File identity is tracked by path + mtime. A file modified on disk since the last read passes through normally, and the cache entry is updated.
Configuration
| Variable | Default | Description |
|---|---|---|
FILE_READ_CACHE_ENABLED | true | Master switch |
FILE_READ_CACHE_BACKEND | redis | redis or memory |
FILE_READ_CACHE_TTL | 21600 | Redis key TTL (6 hours) |
All guardrails at a glance
| # | Guardrail | Hook event | Default | Block or warn | Config key |
|---|---|---|---|---|---|
| 1 | Secrets scanner | UserPromptSubmit / PreToolUse | On | Warn / Block | AGENTIHOOKS_SECRETS_MODE |
| 2 | Retry circuit breaker | PostToolUse / PreToolUse | On | Warn → Block | RETRY_BREAKER_ENABLED |
| 3 | Branch guard | PreToolUse | On | Block | (always on) |
| 4 | Version guard | PreToolUse | On | Block | (always on) |
| 5 | CLAUDE.md sanity | PreToolUse | On | Block | AGENTIHOOKS_CLAUDE_MD_SANITY_CHECK |
| 6 | MCP surface area | SessionStart | On | Warn | MCP_TOOL_WARN_THRESHOLD |
| 7 | Output token limit | SessionStart | Passive | Inject awareness | CLAUDE_CODE_MAX_OUTPUT_TOKENS |
| 8 | File read dedup | PreToolUse / PostToolUse | On | Block | FILE_READ_CACHE_ENABLED |
Exit code semantics
Guardrails that block communicate via exit code 2. Claude Code cancels the tool action and displays the hook’s stderr output as a warning to the agent.
| Exit code | Meaning |
|---|---|
0 | Allow — tool proceeds |
2 | Block — tool cancelled, stderr shown as warning |
This is the same mechanism Claude Code uses for all hook blocks — guardrails are first-class citizens of the hook event pipeline.
Hardening your setup
The defaults cover the most common failure modes. For teams or higher-stakes environments, consider these adjustments:
# ~/.agentihooks/.env
# Stricter secrets scanning (adds Slack, Stripe, JWT patterns)

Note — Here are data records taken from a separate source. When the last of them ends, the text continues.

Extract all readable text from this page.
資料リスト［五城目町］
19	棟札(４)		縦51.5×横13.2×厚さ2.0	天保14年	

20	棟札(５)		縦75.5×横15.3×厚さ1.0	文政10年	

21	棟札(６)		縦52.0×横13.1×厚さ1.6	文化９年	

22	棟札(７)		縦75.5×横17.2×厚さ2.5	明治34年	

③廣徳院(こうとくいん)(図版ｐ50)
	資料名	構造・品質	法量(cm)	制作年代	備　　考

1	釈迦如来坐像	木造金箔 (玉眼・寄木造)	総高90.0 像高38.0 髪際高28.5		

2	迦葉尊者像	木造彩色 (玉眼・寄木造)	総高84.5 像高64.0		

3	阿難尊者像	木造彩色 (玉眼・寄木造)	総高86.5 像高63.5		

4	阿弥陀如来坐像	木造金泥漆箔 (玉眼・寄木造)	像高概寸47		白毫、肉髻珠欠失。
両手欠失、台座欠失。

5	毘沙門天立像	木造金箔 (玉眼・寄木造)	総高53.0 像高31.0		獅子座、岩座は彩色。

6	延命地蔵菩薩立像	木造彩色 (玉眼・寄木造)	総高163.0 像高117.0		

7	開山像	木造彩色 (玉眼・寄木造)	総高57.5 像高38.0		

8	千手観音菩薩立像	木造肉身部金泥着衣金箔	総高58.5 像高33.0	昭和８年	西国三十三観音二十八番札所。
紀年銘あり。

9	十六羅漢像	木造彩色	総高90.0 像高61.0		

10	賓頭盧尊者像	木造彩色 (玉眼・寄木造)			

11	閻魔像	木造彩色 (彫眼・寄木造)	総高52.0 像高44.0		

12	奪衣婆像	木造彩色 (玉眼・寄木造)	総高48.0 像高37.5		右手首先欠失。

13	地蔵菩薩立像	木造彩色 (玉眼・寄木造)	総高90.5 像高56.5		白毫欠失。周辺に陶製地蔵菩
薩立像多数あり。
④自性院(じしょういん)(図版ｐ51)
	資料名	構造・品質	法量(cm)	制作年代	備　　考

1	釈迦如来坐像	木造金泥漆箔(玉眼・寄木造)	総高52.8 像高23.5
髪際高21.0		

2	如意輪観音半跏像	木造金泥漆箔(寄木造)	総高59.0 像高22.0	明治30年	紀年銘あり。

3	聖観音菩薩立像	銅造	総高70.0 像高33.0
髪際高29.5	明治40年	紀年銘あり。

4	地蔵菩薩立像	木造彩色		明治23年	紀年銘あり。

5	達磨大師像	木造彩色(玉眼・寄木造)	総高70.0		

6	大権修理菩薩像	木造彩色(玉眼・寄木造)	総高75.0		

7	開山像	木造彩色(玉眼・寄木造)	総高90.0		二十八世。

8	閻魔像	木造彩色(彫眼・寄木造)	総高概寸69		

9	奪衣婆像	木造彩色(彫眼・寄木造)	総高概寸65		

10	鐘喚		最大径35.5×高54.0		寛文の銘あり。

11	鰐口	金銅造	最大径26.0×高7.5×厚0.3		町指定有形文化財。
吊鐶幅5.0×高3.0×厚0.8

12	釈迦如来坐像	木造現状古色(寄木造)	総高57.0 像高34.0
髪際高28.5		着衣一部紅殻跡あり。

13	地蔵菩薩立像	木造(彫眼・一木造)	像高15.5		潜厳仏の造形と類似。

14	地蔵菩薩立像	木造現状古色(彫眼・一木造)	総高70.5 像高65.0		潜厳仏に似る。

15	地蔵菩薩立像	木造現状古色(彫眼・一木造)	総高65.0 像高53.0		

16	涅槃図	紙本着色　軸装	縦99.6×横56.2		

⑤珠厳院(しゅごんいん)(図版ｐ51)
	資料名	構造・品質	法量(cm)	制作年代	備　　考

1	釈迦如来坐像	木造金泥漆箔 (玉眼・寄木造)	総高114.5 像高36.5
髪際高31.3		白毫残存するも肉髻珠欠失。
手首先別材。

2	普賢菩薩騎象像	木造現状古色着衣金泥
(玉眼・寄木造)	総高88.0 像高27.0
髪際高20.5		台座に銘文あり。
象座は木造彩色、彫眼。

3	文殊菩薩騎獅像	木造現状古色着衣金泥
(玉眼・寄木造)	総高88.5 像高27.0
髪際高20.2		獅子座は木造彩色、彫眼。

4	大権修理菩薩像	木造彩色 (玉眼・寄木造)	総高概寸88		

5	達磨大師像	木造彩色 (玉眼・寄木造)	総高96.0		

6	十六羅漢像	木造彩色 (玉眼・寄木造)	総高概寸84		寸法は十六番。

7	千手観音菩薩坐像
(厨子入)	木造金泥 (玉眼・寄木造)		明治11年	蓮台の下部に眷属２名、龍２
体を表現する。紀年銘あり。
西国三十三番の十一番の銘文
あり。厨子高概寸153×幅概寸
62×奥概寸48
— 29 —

AGENTIHOOKS_SECRETS_MODE=strict
# Tighter retry tolerance (warn sooner, hard block sooner)
RETRY_BREAKER_MAX=3
RETRY_BREAKER_HARD_MAX=7
# Tighter CLAUDE.md size cap
AGENTIHOOKS_CLAUDE_MD_MAXLINES=150
# Warn earlier on MCP surface area
MCP_TOOL_WARN_THRESHOLD=25
# Set output token ceiling
CLAUDE_CODE_MAX_OUTPUT_TOKENS=8192
To verify all guardrails are active after installation:
agentihooks status
The status output lists each guardrail with its current state (enabled/disabled), mode, and thresholds. Inside a live session, /agentihooks shows the same panel alongside real-time session metrics.